Reliance Industries gets nod to raise KG-D6 production

Oil Ministry says CAG can’t do performance audit of the company

October 25, 2012 12:20 am | Updated November 16, 2021 09:49 pm IST - NEW DELHI:

Reliance Industries' KG-D6's control and raiser platform.

Reliance Industries' KG-D6's control and raiser platform.

After months of intense stand-off, the Oil Ministry has given nod to Reliance Industries’ plans to raise natural gas output from the flagging KG-D6, and agreed that CAG cannot do a performance audit of the company.

The Ministry, on Tuesday, sent a letter to RIL stating that “all the government nominees” on the KG-D6 block oversight committee have “already approved” to all the development proposals made by RIL, sources said.

Also, it relented and agreed to RIL stand that an audit by the Comptroller and Auditor General of India (CAG) of its spending on KG-D6 block has to be a financial audit and not a performance audit.

“...the proposed audit would be under Section 1.9 of the Accounting Procedure of the Production Sharing Contract, and not a performance audit of the operator (RIL),” the ministry wrote.

On the same day, the ministry also wrote to Principal Director of Audit (Economic & Service Ministries), CAG, stating that “subject to certain conditions, RIL has agreed for an audit under Section 1.9 of Accounting Procedure to the PSC by CAG and to co-operate with such audit without prejudice to any of their rights and contentions.”

Oil Ministry had been withholding approvals to RIL’s investment plans saying the company must first agree to CAG doing a second round of audit of KG-D6 field for the 2008-09 to 2011-12 period.

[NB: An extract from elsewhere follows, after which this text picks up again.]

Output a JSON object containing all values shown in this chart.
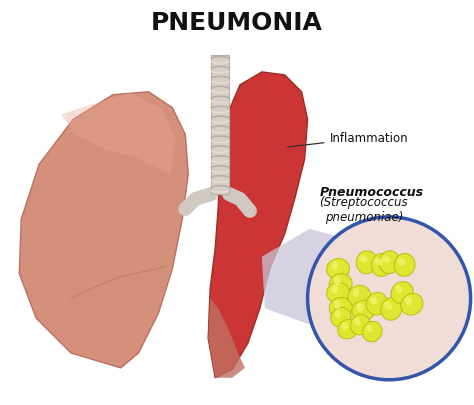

RIL had stated that it was ready for a CAG audit if done under the PSC which provides for checking of the contractor’s accounts in order to verify the charges and credits but not questioning efficacies of processes or technology used in the complex deep-sea operations.

The Ministry finally agreed to RIL position.

Sources said the ministry wrote to RIL “to take necessary actions” on the items approved by the Management Committee (MC).

While the Management Committee (MC) of KG-D6 block in August approved annual capex plans pending for past three years, the resolution had not been signed. These capex included those on well interventions to reverse the trend of falling gas output.

Also, at least three discoveries RIL has made in the block had not been declared commercial, a step necessary to begin production from them.

Besides, the MC had approved the revised field development plan for MA oil and gas field in the same block in August but formal orders had not been issued. All these investments, RIL says, are necessary to reverse drop in output at the fields.

After the ministry action, RIL can now implement urgent remedial measures at KG-D6 where output has dipped by more than 55 per cent in past two years to about 26 million metric standard cubic meters per day.

The CAG has called a kick-off meeting, called the Entry Conference, with RIL on October 31 to begin the second round of audit, sources said.

RIL had, last month, stated that CAG’s 2009 audit, which it had agreed to as a one-time exception, turned out to be a ‘performance’ audit which was contrary to the provisions of the PSC.

The CAG had, in its first round of audit, questioned the ‘reasonableness’ of costs incurred in the gas field development and said the government should revisit the profit-sharing mechanism.